Interaction Design — Park By Text — Entry 1
Documents a group project for a masters in UX design in which we proposed a redesign of a parking mobile application park by text. It has since been removed from the app store. In this blog post I will outline our key findings from our user research, app analysis and competitor analysis. I will outline how these findings were distilled into personas, and how the motivations and frustrations of these personas were identified and captured.
User Research
We created a survey and distributed it online to better understand potential users of the application (survey and results). Affinity maps Allowed us to group responses that were similar and identify commonalities in peoples answers.
For example, with the question:
‘What would make your experience of parking your car better?
our affinity map helped us highlight some recurring responses:
- Cashless payments
- Real time parking availability information
- More affordable parking
- A unified app for all parking (i.e. remove need for multiple apps)
The survey also highlighted a small amount of people with specific parking needs , and pushed us to consider users that were more extreme. We hoped that catering for users with more extreme needs would bring trickle down benefits to our core user base. This lead to us creating another survey aimed specifically at drivers that had a disabled parking permit (survey & results, affinity map).
This highlighted some key concerns from the user base, who largely reported having a negative experience with parking in Ireland. The participants reported that disabled spots in Ireland were
- Too scarce
- Occupied illegally
- Unsuitable
- Difficulty to find
We also observed users using the application, helping us highlight areas of uncertainty in the flow and layout. (observation reports)

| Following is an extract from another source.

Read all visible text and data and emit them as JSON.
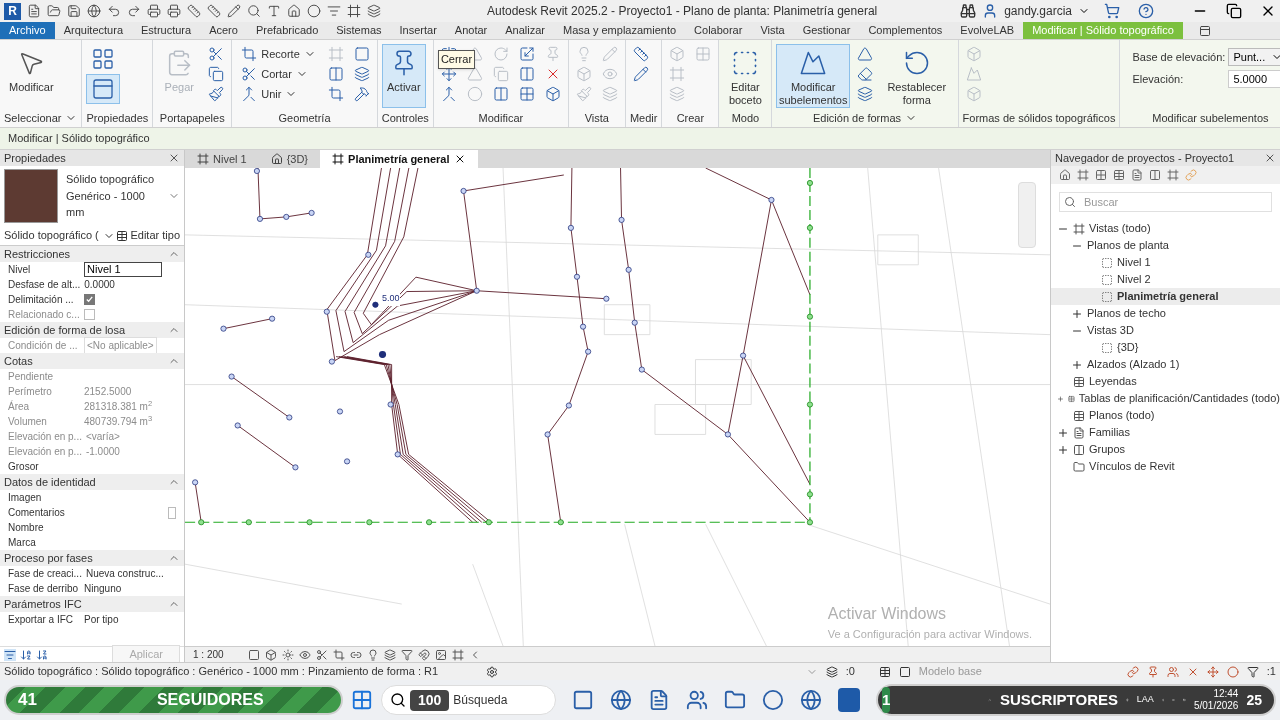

Application and Competitor Analyses
In a Heuristic evaluation of the app it scored poorly on nearly every front. This gave us confidence that a redesign was worthwhile and that a simple alterations could improve the users experience dramatically.
Competitor analysis revealed that some applications were doing a lot better in terms of features offered and clarity of design — search functionality especially was far superior in other apps, something we wanted to emulate.
Problem Identification
Based on this research we created ‘how might we’ problem statements to help focus on some core functionality and features we could add or improve to improve the UX of the app.
by addressing these problem statements we could alleviate many of the concerns our survey participants raised with parking, and many of the issues we had identified with the application.
Personas
We created six personas but reduced it down to two, by identifying commonalities between them, and selecting the traits that best encompassed our user research results:
Tasks and Scenarios
We performed task analyses and developed scenarios and customer journeys to identify what the user was feeling while using the application, and where improvements were necessary
To- be scenarios: we envisioned what a better user experience could look like, one that alleviated the stress and uncertainty in the as is scenarios analysed.
After mapping out scenarios in which Kevin and Marks frustrations were lessened we created a plan to design the app that would deliver on this.